I clutched the strap of my bag. “I don’t sense anything abnormal, and I’ve been here for years.”

She snatched my right arm and yanked me forward. Caught off guard, I stumbled, and my bag swung around on my shoulder. Aunt Jo moved her head to the side to avoid getting smacked in the face. She pulled the sleeve of my shirt up to my elbow and twisted my wrist around, exposing a small black tattoo. The inked fox surrounded in fire sat and stared at us with its flaming tail wrapped around its front. My heart pounded in my check. I should have worn the bandage today. Not that it would have made a difference when Aunt Jo was determined to see it.

“It’s completely black,” Joanna sputtered. “What in Tartarus have ya been doing?”

“Nothing,” I said.

She leaned closer to the tattoo, and her fingers squeezed my wrist bone. “Yeah, that’s exactly what ya have been doing.”

“What do you expect me to do? Go out after classes and hunt them down? Take road trips during the weekends?”

“If ya did, ya might have kept yer edge,” she muttered. “Now, ya wouldn’t know one if they slapped ya in the face.”

I glanced down at the fox on my wrist again. Every Pandoran was given a tattoo when we reached puberty. It was how we contained the resonance of the daimones we fought. My mother had helped me choose mine. I swallowed the lump in my throat. My mother had held my hand as I had endured the needle for that. She’d smiled and said that the fox suited me. Not long after … 

“What are you talking about?” I said in a hoarse voice.

“Yer blocked, Cassi girl.” She shook her head. “I’ve never seen something like this.”

“Blocked, how?”

She glared at me. “Well, ya keep denyin’ what ya are.”

“I’m not denying it. I’m just taking a break.”

She held my wrist up, twisting it to the point she could snap it with one sharp movement. “This is beyond a little vacation. Ya have squandered everything we taught ya. Yer just like any of these others, a babe ripe for the pickin’.”

“But I have stayed sharpened,” I said. “I’m a teacher’s assistant for my self-defense class.”

“But ya been ignorin’ yer resonance.” She let go of my wrist with a snort of disgust. “We’re gonna have to retrain ya.”

“I’m really busy.” I rubbed my wrist with a sigh. “Are you sure you’re not just making this up because you have nothing to do?”

Her glare bored into me. “Tomorrow you will meet me at my hotel and we’ll restart yer training.”

She wheeled past me in a jerky motion. I stared after her, straightening my backpack. My family never failed to come into my life and cause chaos with the demands they made of me. To them, my fate had been decided at birth. I glanced at the giant clock tower on top of the main hall and groaned. Class would be halfway over by the time I made it.

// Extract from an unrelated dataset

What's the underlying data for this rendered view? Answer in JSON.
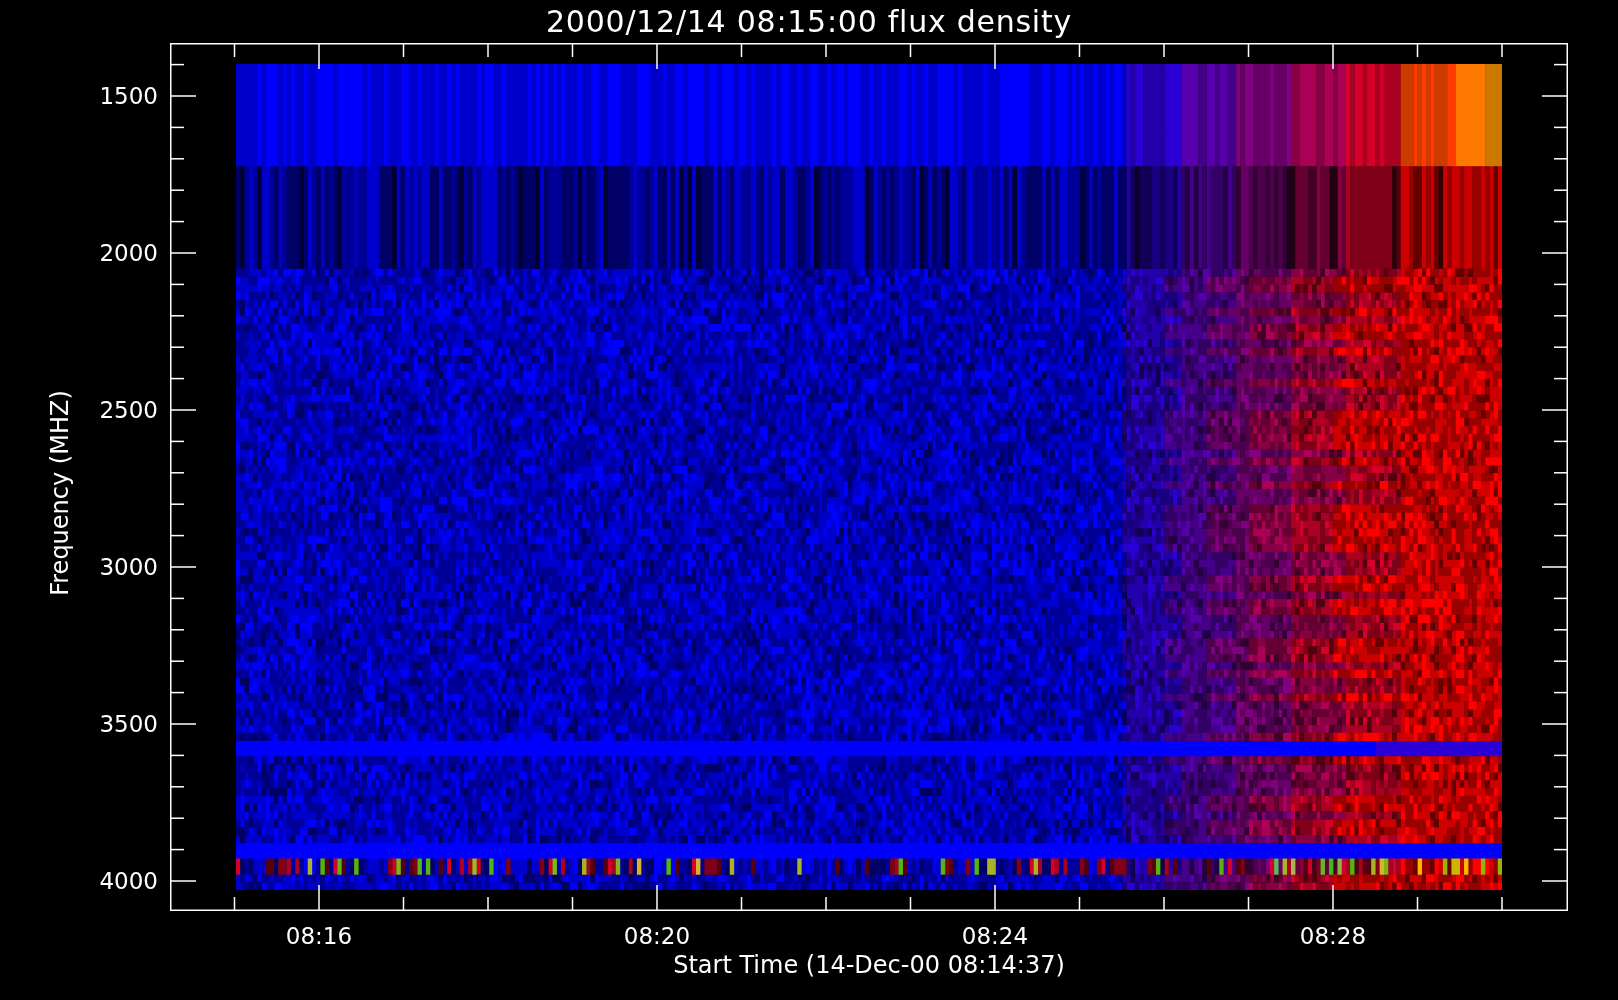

As a shadow played across the red bricks of Turner Hall, a chill crept up my spine. Someone had listened in on our conversation. I sprinted toward the building and around the corner. Three of the girls from Mercer’s earlier retinue passed me, giggling and chattering. My spy had disappeared. The only place they could have run to was Turner.

The glass door squeaked shut behind me as I entered. The soft yellow lights reflected off the painted white brick walls eerily, and I walked down the hall carefully as not to cause my canvas shoes to squeak on the tile floor. Classes had already started, leaving the hallway empty. My heart pounded in my ears.